Section 57(2) identifies that professions regulated by a body mentioned in paragraphs (a) to (ga) of section 25(3) of the National Health Service Reform and Health Care Professions Act 2002 (c.17) are exempt. Reviewing this piece of UK legislation therefore confirms that there is exemption for doctors, dentists, optometrists, osteopaths, chiropractors, pharmacists, nurses and midwives.


  1. Paragraph (gb) of the National Health Service Reform and Health Care Professions Act 2002 (c.17) refers to the Health and Care Professions Council yet this is not included in section 57(2) of the Public Health (Wales) Bill.  Whilst the CSP acknowledges there is a wide range of professions regulated by the HCPC it would be expected that professions regulated by this body would not be undertaking procedures that were not within their scope of practice and so those regulated by HCPC should be treated in just the same way as those regulated by the GMC or NMC for example.


  1. The profession is hopeful that an amendment can be made to include HCPC professions within section 57(2) of the Public Health (Wales) Bill and hope to see this as a recommendation made by the Health Social Care and Sport Committee in its report at the end of Stage 1.


If you require any further information from the professional body please do not hesitate to get in touch.


Yours sincerely

Philippa Ford MBE MCSP

CSP Policy & Public Affairs Manager for Wales




In association with:

Chartered Society of Physiotherapy Welsh Board

The Welsh Physiotherapy Leaders Advisory Group



About the CSP and Physiotherapy


The Chartered Society of Physiotherapy is the professional, educational and trade union body for the UK’s 54,500 chartered physiotherapists, physiotherapy students and support workers.  The CSP represents 2,300 members in Wales.

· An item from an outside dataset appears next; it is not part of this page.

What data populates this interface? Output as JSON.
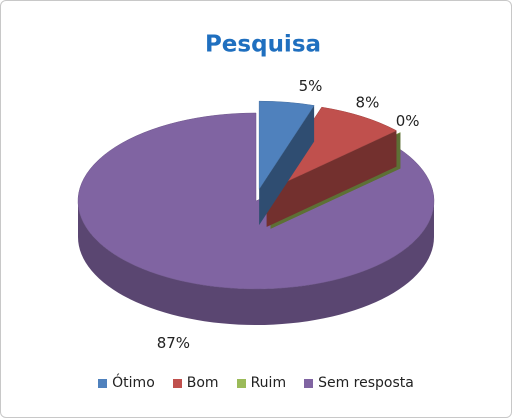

Physiotherapists use manual therapy, therapeutic exercise and rehabilitative approaches to restore, maintain and improve movement and activity.  Physiotherapists and their teams work with a wide range of population groups (including children, those of working age and older people); across sectors; and in hospital, community and workplace settings.  Physiotherapists facilitate early intervention, support self management and promote independence, helping to prevent episodes of ill health and disability developing into chronic conditions.


Physiotherapy delivers high quality, innovative services in accessible, responsive and timely ways.  It is founded on an increasingly strong evidence base, an evolving scope of practice, clinical leadership and person centred professionalism.  As an adaptable, engaged workforce, physiotherapy teams have the skills to address healthcare priorities, meet individual needs and to develop and deliver services in clinically and cost effective ways.  With a focus on quality and productivity, physiotherapy puts meeting patient and population needs, optimising clinical outcomes and the patient experience at the centre of all it does.